The convention of having the command shell replace "*" with a list of all matching files in the current folder[1] only in is... well.

I understand how it's useful for really basic core file utilities.

For anything that needs to do recursive directory-searches, though, it really gets in the way and raises the bar for what the user has to know in order to make use of CLI in Linux.

I just now had a long conversation with an advanced bash user[2], and apparently there really is no way to get this information without setting an option in bash before running a command (and then presumably unsetting it afterwards, so as not to break other programs).

Just... why.

#softwareGripe

[1] ...and *only* the current folder... and only including folders that match the same pattern -- like "*.rb" would include a folder named "foldername.rb", which pretty much never happens

[2] Much thanks to sophia kara for hashing through this with me. I was very grumpy about it.

@woozle 1. What option is this?

2. Globbing is a convenience, but generally *Not Good Programming Practice*.

3. find | read or find | xargs is probably what you want. More specifically:

while find . <args> | read file do; echo ">>> $file <<<"; <processing on file>; done

I like to echo the name of the file(s) found, first, both as a verification of the find command/results, and as a progress indicator.

@dredmorbius

#1: I've documented my findings -- https://htyp.org/bash/globbing

#2: Hard agree -- especially when there's no way to access the raw information (without making the user jump through extra hoops to provide it).

#3: I'd consider this an "extra hoop".

It seems to me that bash needs to be patched to provide the information in the execution environment. It already provides all kinds of other information of more dubious value, e.g. the format of the command-prompt, so why not this?

@woozle Bash is (at least) two things:

1. An interactive command environment.

2. A scripting tool.

The *benefit* of combining these features is that _what you use daily to interact with the system_ is *also* what you can use _for basic system automation tasks_.

In fact you can segue from one to the other through "shell one-liners" and the like. As a consequence, bash is the one programming tool I know best, _simply from daily familiarity_.

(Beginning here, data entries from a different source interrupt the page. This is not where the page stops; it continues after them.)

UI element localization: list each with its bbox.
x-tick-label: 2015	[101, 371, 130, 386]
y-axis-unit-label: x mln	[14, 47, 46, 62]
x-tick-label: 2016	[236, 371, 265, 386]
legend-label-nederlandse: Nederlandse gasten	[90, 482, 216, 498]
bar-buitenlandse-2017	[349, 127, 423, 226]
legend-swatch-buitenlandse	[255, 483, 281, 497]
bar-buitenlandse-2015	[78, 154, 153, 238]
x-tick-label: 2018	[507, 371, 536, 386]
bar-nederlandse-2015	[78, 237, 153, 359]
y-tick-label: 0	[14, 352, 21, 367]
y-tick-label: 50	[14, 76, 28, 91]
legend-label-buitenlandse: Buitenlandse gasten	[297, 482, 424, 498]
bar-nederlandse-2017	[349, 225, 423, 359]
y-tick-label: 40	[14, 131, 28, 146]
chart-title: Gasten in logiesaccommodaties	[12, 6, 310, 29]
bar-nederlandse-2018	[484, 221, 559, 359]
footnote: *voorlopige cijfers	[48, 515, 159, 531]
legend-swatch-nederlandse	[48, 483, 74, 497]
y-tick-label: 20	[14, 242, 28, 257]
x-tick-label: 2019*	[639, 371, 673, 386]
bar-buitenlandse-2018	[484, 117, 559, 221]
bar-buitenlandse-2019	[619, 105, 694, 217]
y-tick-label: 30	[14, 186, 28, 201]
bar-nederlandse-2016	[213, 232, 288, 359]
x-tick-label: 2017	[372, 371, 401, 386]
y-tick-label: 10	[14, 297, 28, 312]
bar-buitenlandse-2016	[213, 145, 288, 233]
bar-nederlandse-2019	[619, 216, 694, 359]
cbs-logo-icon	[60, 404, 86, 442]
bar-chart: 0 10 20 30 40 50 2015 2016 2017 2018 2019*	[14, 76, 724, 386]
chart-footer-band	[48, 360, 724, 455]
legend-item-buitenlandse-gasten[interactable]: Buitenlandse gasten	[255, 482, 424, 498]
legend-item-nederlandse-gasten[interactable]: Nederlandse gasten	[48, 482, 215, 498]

The combination also forces compromises.

1/

@woozle For a very minor bit of up-front setup, you gain the ability to repeat a process tens, hundreds, thousands, millions, ... of times. Monotonously, until completion.

With highly predictable, testable, behaviour.

That's been especially useful to me over the years.

Keep in mind that globs expand *onto the commandline buffer*, which is itself a limited resource (how limited depends on the shell and OS).

Loops ... not so much.

Reading my G+ takeout is a case in point.